Shopkick, Simon Properties Planning Location Based Coupons
Shoppers will receive rewards and coupons from retailers based on their location via speakers that project inaudible, coded sound to smartphone microphones.
Mall retailers are hoping to entice shoppers to walk into their stores by arming them with mobile rewards and coupons on their smartphones. The country's largest mall operator, Simon Property Group, of Indianapolis, Ind., which owns 370 shopping centers nationwide, is partnering with tech start-up Shopkick, to deliver ads and coupons to shoppers by the end of August.
The mobile marketing initiative will start with 25 malls in New York, Chicago, Southern California and the San Francisco Bay area, Simon Property said. Consumers can already "check in" at restaurants, retail stores and other physical businesses to accumulate virtual points with applications such as Foursquare and Loopt, which use Global Positioning System technology to figure out a user's location. Instead of using GPS, though, Shopkick's application depends on small speakers that retailers need to install at the entrance to their stores or mall. Cell phone microphones will pick up an inaudible sound emitted by the speakers. The store is identified by a code contained in the sound and automatically checks in a customer coming through the door.
Because the sound doesn't travel too far, Shopkick's transmitter system guarantees that customers are in the store, according to Cyriac Roeding, co-founder and CEO of Shopkick. Generic offers will be given out initially, but the more frequently customers use Shopkick, their preferences will be tracked by the technology and they will receive more customized offers.

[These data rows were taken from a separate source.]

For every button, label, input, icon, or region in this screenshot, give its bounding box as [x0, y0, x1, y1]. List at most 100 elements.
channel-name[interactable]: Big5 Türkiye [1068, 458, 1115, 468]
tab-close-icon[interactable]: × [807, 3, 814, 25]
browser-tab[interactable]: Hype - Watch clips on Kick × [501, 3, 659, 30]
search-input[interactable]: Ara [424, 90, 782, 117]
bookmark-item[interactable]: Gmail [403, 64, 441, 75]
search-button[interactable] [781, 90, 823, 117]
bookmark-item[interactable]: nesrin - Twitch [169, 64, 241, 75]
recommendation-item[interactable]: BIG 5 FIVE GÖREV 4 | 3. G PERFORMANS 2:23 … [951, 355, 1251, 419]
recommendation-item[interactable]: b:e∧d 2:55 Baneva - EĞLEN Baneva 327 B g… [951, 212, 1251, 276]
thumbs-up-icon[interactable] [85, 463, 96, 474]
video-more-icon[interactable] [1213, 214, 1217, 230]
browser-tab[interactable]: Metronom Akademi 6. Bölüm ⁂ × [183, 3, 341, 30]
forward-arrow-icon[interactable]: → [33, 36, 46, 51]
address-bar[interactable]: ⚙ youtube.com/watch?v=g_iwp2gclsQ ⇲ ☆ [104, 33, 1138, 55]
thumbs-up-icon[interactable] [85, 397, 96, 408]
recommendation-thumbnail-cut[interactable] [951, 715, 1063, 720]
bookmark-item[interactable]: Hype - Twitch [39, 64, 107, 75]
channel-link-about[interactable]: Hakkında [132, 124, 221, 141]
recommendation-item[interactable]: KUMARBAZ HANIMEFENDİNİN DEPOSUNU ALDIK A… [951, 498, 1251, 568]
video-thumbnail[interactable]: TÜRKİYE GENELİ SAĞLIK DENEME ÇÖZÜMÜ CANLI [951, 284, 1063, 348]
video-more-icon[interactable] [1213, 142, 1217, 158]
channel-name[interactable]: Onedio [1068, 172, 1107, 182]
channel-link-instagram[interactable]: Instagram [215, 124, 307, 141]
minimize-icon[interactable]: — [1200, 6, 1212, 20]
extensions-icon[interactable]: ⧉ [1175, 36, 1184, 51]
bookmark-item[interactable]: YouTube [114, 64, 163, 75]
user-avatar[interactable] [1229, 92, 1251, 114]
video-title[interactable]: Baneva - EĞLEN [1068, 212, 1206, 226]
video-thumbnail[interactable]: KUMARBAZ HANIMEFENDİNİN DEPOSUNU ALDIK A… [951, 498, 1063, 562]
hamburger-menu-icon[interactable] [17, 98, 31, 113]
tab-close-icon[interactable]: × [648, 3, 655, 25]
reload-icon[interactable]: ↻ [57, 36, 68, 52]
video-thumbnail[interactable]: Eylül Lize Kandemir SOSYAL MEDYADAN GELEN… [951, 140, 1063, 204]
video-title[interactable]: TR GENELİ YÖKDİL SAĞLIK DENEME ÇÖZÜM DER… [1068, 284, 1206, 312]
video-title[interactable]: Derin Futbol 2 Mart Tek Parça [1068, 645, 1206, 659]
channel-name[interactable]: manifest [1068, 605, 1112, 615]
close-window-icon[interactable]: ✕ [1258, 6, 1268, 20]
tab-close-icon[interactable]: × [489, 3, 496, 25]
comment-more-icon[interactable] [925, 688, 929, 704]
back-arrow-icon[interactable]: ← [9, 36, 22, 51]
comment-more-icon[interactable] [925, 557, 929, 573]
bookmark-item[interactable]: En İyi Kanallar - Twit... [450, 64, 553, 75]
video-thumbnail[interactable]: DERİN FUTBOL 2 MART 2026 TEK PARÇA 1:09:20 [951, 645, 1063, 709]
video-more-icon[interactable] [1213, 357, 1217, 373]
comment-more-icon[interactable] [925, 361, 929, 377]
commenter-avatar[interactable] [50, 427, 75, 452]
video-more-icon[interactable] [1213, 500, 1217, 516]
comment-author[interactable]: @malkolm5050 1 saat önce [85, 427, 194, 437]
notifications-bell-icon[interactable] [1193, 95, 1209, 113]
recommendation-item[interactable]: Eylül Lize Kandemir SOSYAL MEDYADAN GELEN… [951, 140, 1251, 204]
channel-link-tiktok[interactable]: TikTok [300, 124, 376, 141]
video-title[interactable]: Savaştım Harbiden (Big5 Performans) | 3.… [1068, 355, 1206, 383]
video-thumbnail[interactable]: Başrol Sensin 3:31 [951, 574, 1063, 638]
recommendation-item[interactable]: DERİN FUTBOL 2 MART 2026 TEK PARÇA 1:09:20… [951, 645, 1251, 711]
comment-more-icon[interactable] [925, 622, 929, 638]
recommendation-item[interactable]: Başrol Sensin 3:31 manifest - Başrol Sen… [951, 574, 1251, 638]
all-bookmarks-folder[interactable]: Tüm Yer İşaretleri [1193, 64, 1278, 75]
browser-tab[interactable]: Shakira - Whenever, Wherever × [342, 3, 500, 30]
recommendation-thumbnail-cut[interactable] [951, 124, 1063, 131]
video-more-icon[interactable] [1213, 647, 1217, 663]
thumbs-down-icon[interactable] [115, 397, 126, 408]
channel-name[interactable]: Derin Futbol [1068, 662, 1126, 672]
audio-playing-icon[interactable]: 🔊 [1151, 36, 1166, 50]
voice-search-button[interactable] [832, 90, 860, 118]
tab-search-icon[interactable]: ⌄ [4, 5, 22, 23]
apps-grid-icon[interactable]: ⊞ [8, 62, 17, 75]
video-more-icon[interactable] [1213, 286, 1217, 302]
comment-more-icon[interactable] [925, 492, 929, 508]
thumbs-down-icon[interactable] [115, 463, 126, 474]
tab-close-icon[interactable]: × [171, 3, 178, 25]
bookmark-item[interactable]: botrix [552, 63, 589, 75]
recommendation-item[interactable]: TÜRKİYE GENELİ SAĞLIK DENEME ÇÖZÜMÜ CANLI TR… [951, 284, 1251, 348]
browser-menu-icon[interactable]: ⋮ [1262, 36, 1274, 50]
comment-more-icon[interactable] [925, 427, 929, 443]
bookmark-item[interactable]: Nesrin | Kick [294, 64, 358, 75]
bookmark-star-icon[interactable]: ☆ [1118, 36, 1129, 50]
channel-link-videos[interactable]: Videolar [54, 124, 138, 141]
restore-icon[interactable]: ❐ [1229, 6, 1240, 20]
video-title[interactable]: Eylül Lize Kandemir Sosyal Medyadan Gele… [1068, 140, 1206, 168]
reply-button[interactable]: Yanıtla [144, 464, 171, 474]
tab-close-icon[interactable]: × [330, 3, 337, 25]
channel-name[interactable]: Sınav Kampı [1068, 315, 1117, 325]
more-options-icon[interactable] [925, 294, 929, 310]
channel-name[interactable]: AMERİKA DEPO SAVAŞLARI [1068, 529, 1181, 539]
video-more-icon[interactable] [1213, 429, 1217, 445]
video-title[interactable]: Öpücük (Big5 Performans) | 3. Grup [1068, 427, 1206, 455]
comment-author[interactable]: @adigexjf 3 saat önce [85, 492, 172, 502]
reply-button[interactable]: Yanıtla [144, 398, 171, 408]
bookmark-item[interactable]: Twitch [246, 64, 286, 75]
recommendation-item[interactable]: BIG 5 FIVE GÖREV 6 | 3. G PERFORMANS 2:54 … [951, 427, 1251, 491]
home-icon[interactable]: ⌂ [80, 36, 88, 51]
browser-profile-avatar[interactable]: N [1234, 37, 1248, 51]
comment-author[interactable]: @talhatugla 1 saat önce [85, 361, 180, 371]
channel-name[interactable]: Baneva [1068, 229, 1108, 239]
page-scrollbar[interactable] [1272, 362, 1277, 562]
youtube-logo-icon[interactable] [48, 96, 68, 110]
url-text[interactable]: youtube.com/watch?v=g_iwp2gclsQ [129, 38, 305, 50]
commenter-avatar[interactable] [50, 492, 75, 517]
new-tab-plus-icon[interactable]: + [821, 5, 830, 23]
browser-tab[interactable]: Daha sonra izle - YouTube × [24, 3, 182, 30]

The Shopkick app is available for iPhones and Android devices. Customers need to give the cashier their mobile phone number in order to redeem their coupon. While some customers may have balk at giving out their cell phone number to redeem their coupons, Mikael Thygesen, Simon Property's chief marketing officer, called the program a win-win for both retailers and shoppers.
According to a Forrester Research study done about a year ago, smartphones were being used primarily for texting, checking news sites and playing games. Less than 20% of web shoppers had smartphones and only 30% of them were using their devices to make purchases.
Macy's will also test the app in over 150 stores in New York and San Francisco, the retailer said. Best Buy is also planning to launch the program in markets including San Francisco.